Bob Fleming’s Top 10 Favorite Memories
Bob Fleming (Iwasaki Library) is retiring at the end of June after 36 years of service at the College. Here he shares his top 10 favorite memories.
10. Walking into 150 Beacon Street, a former governor’s mansion in the Back Bay, in April 1983 to apply for a job as a library assistant. Looking around at the beautiful Victorian interiors and thinking, “I hope I get to work in this special place!”
9. Participating in Majestic Clean-Up Day in 1986, where faculty, staff, and administrators rolled up their sleeves and worked together to clear out decades of trash and debris, so that this worn-out old movie theater could be returned to its original use as a legitimate theater.
8. Feeling proud to work at Emerson in the early 1990s, when it was one of the first colleges in Boston to extend healthcare benefits to the same-sex partners of gay and lesbian staff and faculty.
7. Volunteering as an usher at the Majestic and seeing many great performances sponsored by Boston Lyric Opera and Dance Umbrella for free!
6. Working with Library staff and Emerson’s first-rate construction and facilities crews to move the library to a new location at 120 Boylston in the summer of 1999, just six short months after we first got the news that we would be moving.
5. Serving as curator of the Huret & Spector Gallery and working with alumni (Judy Huret, Iris Burnett, and Susie McNally) and faculty (Lauren Shaw, Cher Knight, Mirta Tocci, Craig Freeman, and Tim Jozwick) to present exhibitions there. Having the exhibition that I created with artist Karen Finley reviewed in Artforum in 2007.

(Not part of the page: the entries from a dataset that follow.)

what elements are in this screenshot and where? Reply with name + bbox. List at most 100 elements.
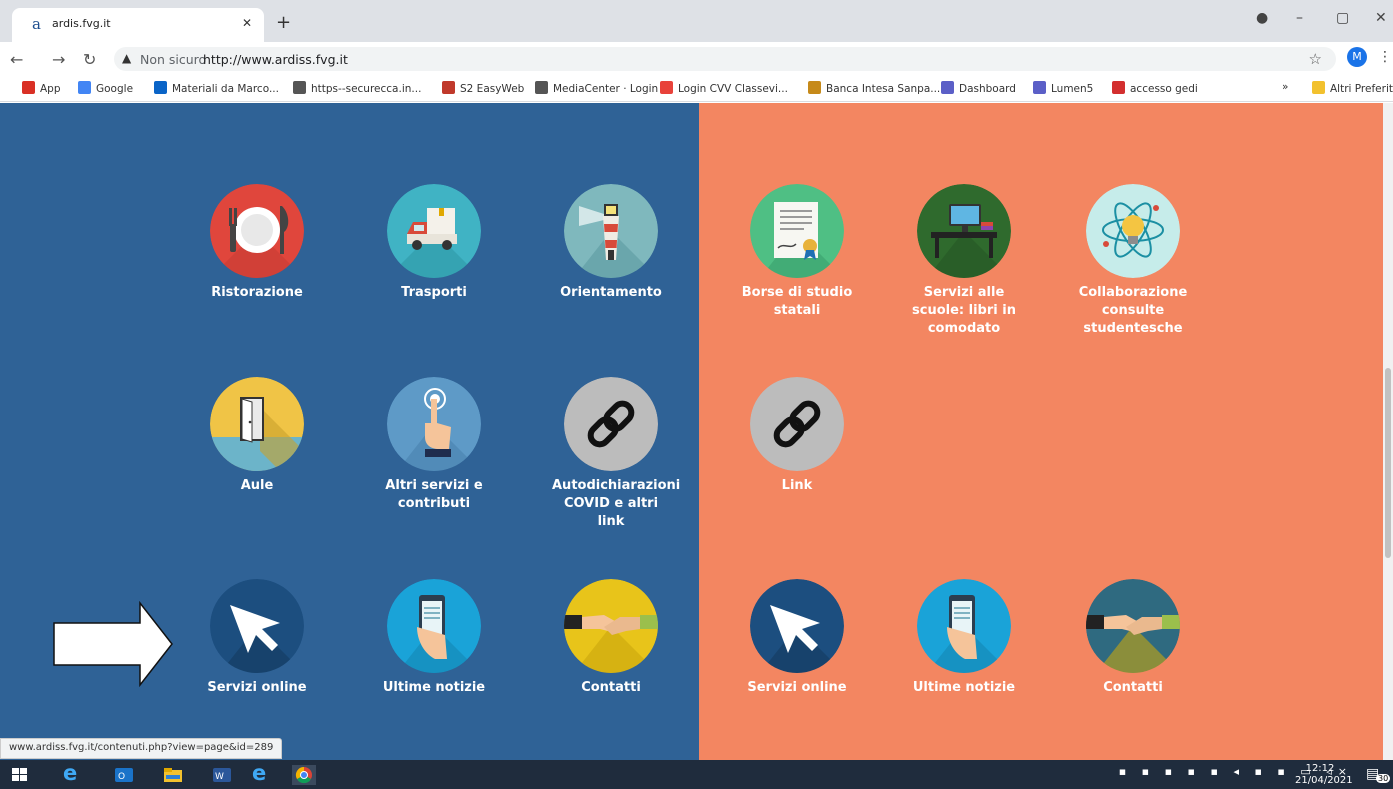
apps-icon (22, 81, 35, 94)
tile-label[interactable]: Autodichiarazioni COVID e altri link (552, 477, 680, 531)
cursor-icon[interactable] (210, 579, 304, 673)
truck-icon[interactable] (387, 184, 481, 278)
desk-icon[interactable] (917, 184, 1011, 278)
tile-altri-servizi[interactable]: Altri servizi e contributi (359, 377, 509, 513)
tile-servizi-online[interactable]: Servizi online (182, 579, 332, 697)
bookmark-label: Dashboard (959, 83, 1016, 95)
tile-label[interactable]: Servizi online (198, 679, 316, 697)
news-icon[interactable] (917, 579, 1011, 673)
bookmark-item[interactable]: MediaCenter · Login (535, 81, 658, 95)
bookmark-item[interactable]: https--securecca.in... (293, 81, 421, 95)
tile-contatti[interactable]: Contatti (1058, 579, 1208, 697)
outlook-icon[interactable]: O (114, 765, 134, 785)
tile-orientamento[interactable]: Orientamento (536, 184, 686, 302)
scrollbar-thumb[interactable] (1385, 368, 1391, 558)
bookmark-item[interactable]: S2 EasyWeb (442, 81, 524, 95)
scrollbar[interactable] (1383, 103, 1393, 760)
tile-autodichiarazioni[interactable]: Autodichiarazioni COVID e altri link (536, 377, 686, 531)
diamond-icon (1033, 81, 1046, 94)
tile-label[interactable]: Contatti (1074, 679, 1192, 697)
news-icon[interactable] (387, 579, 481, 673)
word-icon[interactable]: W (212, 765, 232, 785)
tile-borse-di-studio[interactable]: Borse di studio statali (722, 184, 872, 320)
bookmark-item[interactable]: Dashboard (941, 81, 1016, 95)
bookmark-item[interactable]: App (22, 81, 61, 95)
bookmark-label: App (40, 83, 61, 95)
chrome-icon[interactable] (292, 765, 316, 785)
gedi-icon (1112, 81, 1125, 94)
internet-explorer-icon-2[interactable]: e (252, 761, 266, 785)
tile-label[interactable]: Link (738, 477, 856, 495)
security-label[interactable]: Non sicuro (140, 52, 206, 67)
plate-icon[interactable] (210, 184, 304, 278)
tile-label[interactable]: Aule (198, 477, 316, 495)
touch-icon[interactable] (387, 377, 481, 471)
tile-ristorazione[interactable]: Ristorazione (182, 184, 332, 302)
minimize-icon[interactable]: – (1296, 10, 1303, 26)
tile-ultime-notizie[interactable]: Ultime notizie (359, 579, 509, 697)
bookmark-star-icon[interactable]: ☆ (1309, 50, 1322, 68)
menu-icon[interactable]: ⋮ (1378, 49, 1392, 65)
close-window-icon[interactable]: ✕ (1375, 10, 1387, 26)
browser-tab[interactable]: a ardis.fvg.it ✕ (12, 8, 264, 42)
tile-trasporti[interactable]: Trasporti (359, 184, 509, 302)
bookmark-item[interactable]: accesso gedi (1112, 81, 1198, 95)
tile-collaborazione[interactable]: Collaborazione consulte studentesche (1058, 184, 1208, 338)
cursor-icon[interactable] (750, 579, 844, 673)
s2-icon (442, 81, 455, 94)
tile-label[interactable]: Ultime notizie (905, 679, 1023, 697)
maximize-icon[interactable]: ▢ (1336, 10, 1349, 26)
other-bookmarks[interactable]: Altri Preferiti (1312, 81, 1393, 95)
tile-servizi-scuole[interactable]: Servizi alle scuole: libri in comodato (889, 184, 1039, 338)
link-icon[interactable] (750, 377, 844, 471)
handshake-icon[interactable] (564, 579, 658, 673)
bookmark-item[interactable]: Google (78, 81, 133, 95)
omnibox[interactable]: ▲ Non sicuro http://www.ardiss.fvg.it ☆ (114, 47, 1336, 71)
windows-start-icon[interactable] (11, 765, 29, 785)
bookmark-item[interactable]: Materiali da Marco... (154, 81, 279, 95)
warning-icon[interactable]: ▲ (122, 51, 131, 65)
tile-label[interactable]: Servizi online (738, 679, 856, 697)
tab-search-icon[interactable]: ● (1256, 10, 1268, 26)
tile-link[interactable]: Link (722, 377, 872, 495)
reload-icon[interactable]: ↻ (83, 50, 96, 69)
tile-contatti[interactable]: Contatti (536, 579, 686, 697)
tile-label[interactable]: Altri servizi e contributi (375, 477, 493, 513)
tile-label[interactable]: Ristorazione (198, 284, 316, 302)
tile-label[interactable]: Ultime notizie (375, 679, 493, 697)
google-icon (78, 81, 91, 94)
profile-avatar[interactable]: M (1347, 47, 1367, 67)
close-tab-icon[interactable]: ✕ (242, 16, 252, 30)
internet-explorer-icon[interactable]: e (63, 761, 77, 785)
link-icon[interactable] (564, 377, 658, 471)
tile-ultime-notizie[interactable]: Ultime notizie (889, 579, 1039, 697)
bookmark-label: accesso gedi (1130, 83, 1198, 95)
tile-label[interactable]: Contatti (552, 679, 670, 697)
url-text[interactable]: http://www.ardiss.fvg.it (203, 52, 348, 67)
tile-servizi-online[interactable]: Servizi online (722, 579, 872, 697)
lighthouse-icon[interactable] (564, 184, 658, 278)
tile-label[interactable]: Servizi alle scuole: libri in comodato (905, 284, 1023, 338)
page-content: Ristorazione Trasporti Orientamento Aule Alt… (0, 103, 1393, 760)
forward-icon[interactable]: → (52, 50, 65, 69)
back-icon[interactable]: ← (10, 50, 23, 69)
tile-label[interactable]: Trasporti (375, 284, 493, 302)
tile-label[interactable]: Borse di studio statali (738, 284, 856, 320)
atom-icon[interactable] (1086, 184, 1180, 278)
clock[interactable]: 12:12 21/04/2021 (1295, 763, 1353, 787)
door-icon[interactable] (210, 377, 304, 471)
file-explorer-icon[interactable] (163, 765, 183, 785)
address-bar-row: ← → ↻ ▲ Non sicuro http://www.ardiss.fvg… (0, 42, 1393, 76)
tile-aule[interactable]: Aule (182, 377, 332, 495)
handshake-icon[interactable] (1086, 579, 1180, 673)
bookmarks-overflow-icon[interactable]: » (1282, 81, 1288, 93)
new-tab-icon[interactable]: + (276, 12, 291, 33)
tile-label[interactable]: Orientamento (552, 284, 670, 302)
certificate-icon[interactable] (750, 184, 844, 278)
notifications-icon[interactable]: ▤ 30 (1366, 766, 1391, 784)
bookmark-item[interactable]: Banca Intesa Sanpa... (808, 81, 940, 95)
bookmark-item[interactable]: Lumen5 (1033, 81, 1093, 95)
bookmark-item[interactable]: Login CVV Classevi... (660, 81, 788, 95)
tile-label[interactable]: Collaborazione consulte studentesche (1074, 284, 1192, 338)
status-bar-url: www.ardiss.fvg.it/contenuti.php?view=pag… (0, 738, 283, 759)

4. Visiting the homes of comedy greats like Jonathan Winters, Bea Arthur, and Dick Van Dyke with Bill Dana and Jenni Matz to record oral history interviews for Emerson’s American Comedy Archives.
3. Working with Walker 10 and Library staff to build bridges to Emerson’s neighboring communities and organizations through Alternative Spring Break Boston and other civic engagement activities.
2. Working with the Library’s collection development and technology teams to expand the Library’s collection beyond books and DVDs to include databases, online journals, streaming media, and ebooks that are available to students no matter where in the world they may be studying.
1. Exiting the Boylston T station each morning, looking around and feeling so grateful that I work at a dynamic college located in the heart of a great city.